In silico analysis enabling informed design for genome editing in medicinal cannabis; gene families and variant characterisation
journal contributionposted on 28.09.2021, 22:07 by Lennon Matchett-OatesLennon Matchett-Oates, Shivraj BraichShivraj Braich, German SpangenbergGerman Spangenberg, Simone RochfortSimone Rochfort, Noel CoganNoel Cogan
Cannabis has been used worldwide for centuries for industrial, recreational and medicinal use, however, to date no successful attempts at editing genes involved in cannabinoid biosynthesis have been reported. This study proposes and develops an in silico best practices approach for the design and implementation of genome editing technologies in cannabis to target all genes involved in cannabinoid biosynthesis. A large dataset of reference genomes was accessed and mined to determine copy number variation and associated SNP variants for optimum target edit sites for genotype independent editing. Copy number variance and highly polymorphic gene sequences exist in the genome making genome editing using CRISPR, Zinc Fingers and TALENs technically difficult.

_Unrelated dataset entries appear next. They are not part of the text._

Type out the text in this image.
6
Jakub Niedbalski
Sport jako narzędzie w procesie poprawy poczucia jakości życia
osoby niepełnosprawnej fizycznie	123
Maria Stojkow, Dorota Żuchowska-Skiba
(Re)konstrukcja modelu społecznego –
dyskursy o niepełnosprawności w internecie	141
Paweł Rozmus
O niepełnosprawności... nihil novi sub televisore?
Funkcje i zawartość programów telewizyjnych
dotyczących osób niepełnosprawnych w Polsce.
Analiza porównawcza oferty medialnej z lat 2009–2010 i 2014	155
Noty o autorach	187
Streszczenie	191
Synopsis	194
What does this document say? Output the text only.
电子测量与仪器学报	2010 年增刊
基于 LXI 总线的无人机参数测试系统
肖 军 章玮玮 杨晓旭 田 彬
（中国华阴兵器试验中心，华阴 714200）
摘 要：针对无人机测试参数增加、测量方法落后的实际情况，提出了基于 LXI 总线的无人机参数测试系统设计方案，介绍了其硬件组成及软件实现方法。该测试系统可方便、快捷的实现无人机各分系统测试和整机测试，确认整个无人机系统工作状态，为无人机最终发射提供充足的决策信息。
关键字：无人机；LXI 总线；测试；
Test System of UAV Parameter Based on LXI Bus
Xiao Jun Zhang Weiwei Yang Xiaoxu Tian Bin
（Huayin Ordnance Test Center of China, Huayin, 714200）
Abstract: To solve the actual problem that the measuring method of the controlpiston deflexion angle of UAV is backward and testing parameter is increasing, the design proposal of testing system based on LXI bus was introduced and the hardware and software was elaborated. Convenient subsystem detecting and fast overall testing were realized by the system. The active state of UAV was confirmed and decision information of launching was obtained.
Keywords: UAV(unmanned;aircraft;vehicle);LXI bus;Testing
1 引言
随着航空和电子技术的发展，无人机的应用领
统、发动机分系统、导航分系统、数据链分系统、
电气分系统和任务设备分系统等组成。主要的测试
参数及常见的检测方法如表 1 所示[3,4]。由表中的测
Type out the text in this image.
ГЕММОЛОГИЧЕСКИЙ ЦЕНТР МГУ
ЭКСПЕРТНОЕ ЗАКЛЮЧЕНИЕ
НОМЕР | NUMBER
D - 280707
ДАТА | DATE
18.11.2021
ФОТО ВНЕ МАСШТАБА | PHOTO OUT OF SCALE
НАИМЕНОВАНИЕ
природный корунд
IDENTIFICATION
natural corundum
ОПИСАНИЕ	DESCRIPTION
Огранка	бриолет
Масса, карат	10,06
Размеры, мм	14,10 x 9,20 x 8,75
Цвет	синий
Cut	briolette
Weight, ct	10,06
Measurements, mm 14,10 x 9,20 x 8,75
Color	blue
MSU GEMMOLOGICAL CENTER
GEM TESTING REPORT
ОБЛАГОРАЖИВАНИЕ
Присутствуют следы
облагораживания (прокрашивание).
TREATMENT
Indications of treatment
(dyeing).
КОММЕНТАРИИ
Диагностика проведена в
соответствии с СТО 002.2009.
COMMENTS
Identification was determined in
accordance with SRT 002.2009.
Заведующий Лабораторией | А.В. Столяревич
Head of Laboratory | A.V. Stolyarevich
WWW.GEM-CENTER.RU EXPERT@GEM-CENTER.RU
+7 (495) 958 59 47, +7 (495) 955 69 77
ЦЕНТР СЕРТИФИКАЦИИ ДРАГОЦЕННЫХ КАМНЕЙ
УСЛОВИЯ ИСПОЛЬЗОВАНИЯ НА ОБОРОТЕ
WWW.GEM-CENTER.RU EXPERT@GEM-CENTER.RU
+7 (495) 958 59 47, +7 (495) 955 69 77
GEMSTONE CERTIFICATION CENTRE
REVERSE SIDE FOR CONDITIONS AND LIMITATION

Evaluation of allele or additional gene copies was determined through nucleotide and amino acid alignments with comparative sequence analysis performed. From determined gene copy number and presence of SNPs, multiple online CRISPR design tools were used to design sgRNA targeting every gene, accompanying allele and homologs throughout all involved pathways to create knockouts for further investigation. Universal sgRNA were designed for highly homologous sequences using MultiTargeter and visualised using Sequencher, creating unique sgRNA avoiding SNP and shared nucleotide locations targeting optimal edit sites. Using this framework, the approach has wider applications to all plant species regardless of ploidy number or highly homologous gene sequences. Using this framework, a best-practice approach to genome editing is possible in all plant species, including cannabis, delivering a comprehensive in silico evaluation of the cannabinoid pathway diversity from a large set of whole genome sequences. Identification of SNP variants across all genes could improve genome editing potentially leading to novel applications across multiple disciplines, including agriculture and medicine.